# How do you solve the following questions?

## Apr 20, 2018

i) You should notice that

${A}_{\text{shaded"= A_"rectangle" - A_"under root graph}}$

${A}_{\text{shaded}} = 2 - {\int}_{0}^{1} \sqrt{3 x + 1} \mathrm{dx}$

The integral can be evaluated thru a simple u-substitution.
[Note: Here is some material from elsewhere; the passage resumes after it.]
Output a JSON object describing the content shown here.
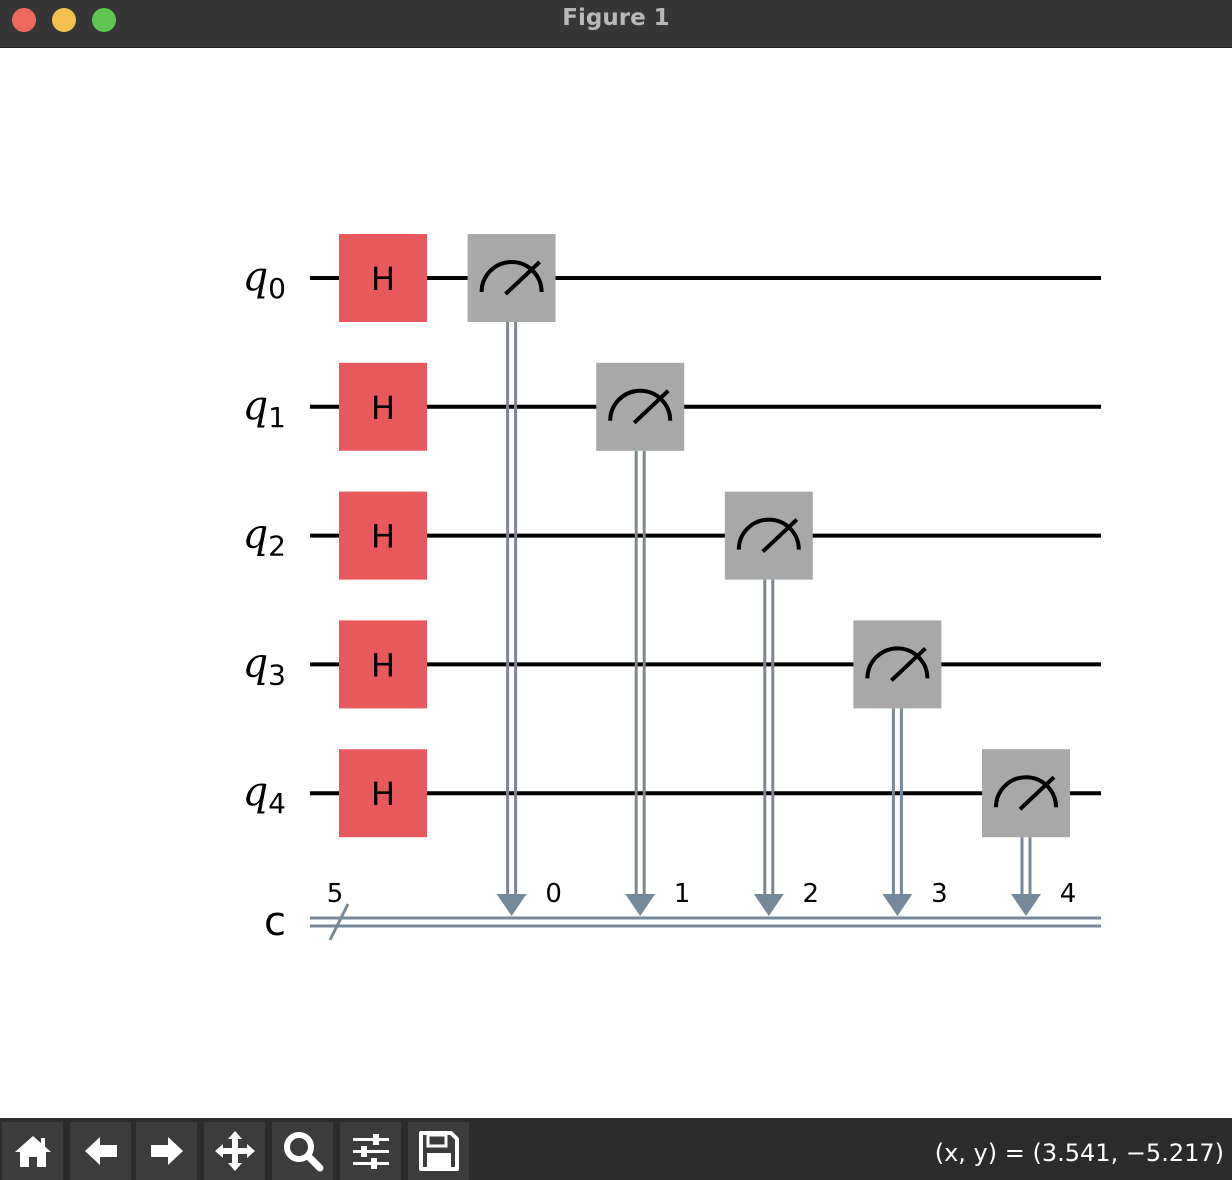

Let $u = 3 x + 1$. Then $\mathrm{du} = 3 \mathrm{dx}$ and $\mathrm{dx} = \frac{\mathrm{du}}{3}$.

${A}_{\text{shaded}} = 2 - \frac{1}{3} {\int}_{1}^{4} \sqrt{u} \mathrm{du}$

${A}_{\text{shaded}} = 2 - \frac{1}{3} {\left[\frac{2}{3} {u}^{\frac{3}{2}}\right]}_{1}^{4}$

${A}_{\text{shaded}} = 2 - \frac{1}{3} \left[\frac{2}{3} {\left(4\right)}^{\frac{3}{2}} - \frac{2}{3} {\left(1\right)}^{\frac{3}{2}}\right]$

${A}_{\text{shaded}} = 2 - \frac{1}{3} \left(\frac{16}{3} - \frac{2}{3}\right)$

${A}_{\text{shaded}} = 2 - \frac{14}{9}$

${A}_{\text{shaded}} = \frac{4}{9}$

ii) What we essentially have to do is find the volume if the area under the line $y = 2$ on $\left[0 , 1\right]$ is rotated around the x-axis and then subtract the volume if the area under $y = \sqrt{3 x + 1}$ on $\left[0 , 1\right]$ is rotated around the x-axis.

$V = \pi {\int}_{0}^{1} {2}^{2} \mathrm{dx} - \pi {\int}_{0}^{1} {\left(\sqrt{3 x + 1}\right)}^{2} \mathrm{dx}$

$V = \pi {\left[4 x\right]}_{0}^{1} - \pi {\left[\frac{3}{2} {x}^{2} + x\right]}_{0}^{1} \mathrm{dx}$

$V = 4 \pi - \pi \left(\frac{3}{2} + 1\right)$

$V = 4 \pi - \frac{3}{2} \pi - \pi$

$V = \frac{3}{2} \pi$

$V = 0.477$

iii) I will let another contributor do this one.

Hopefully this helps!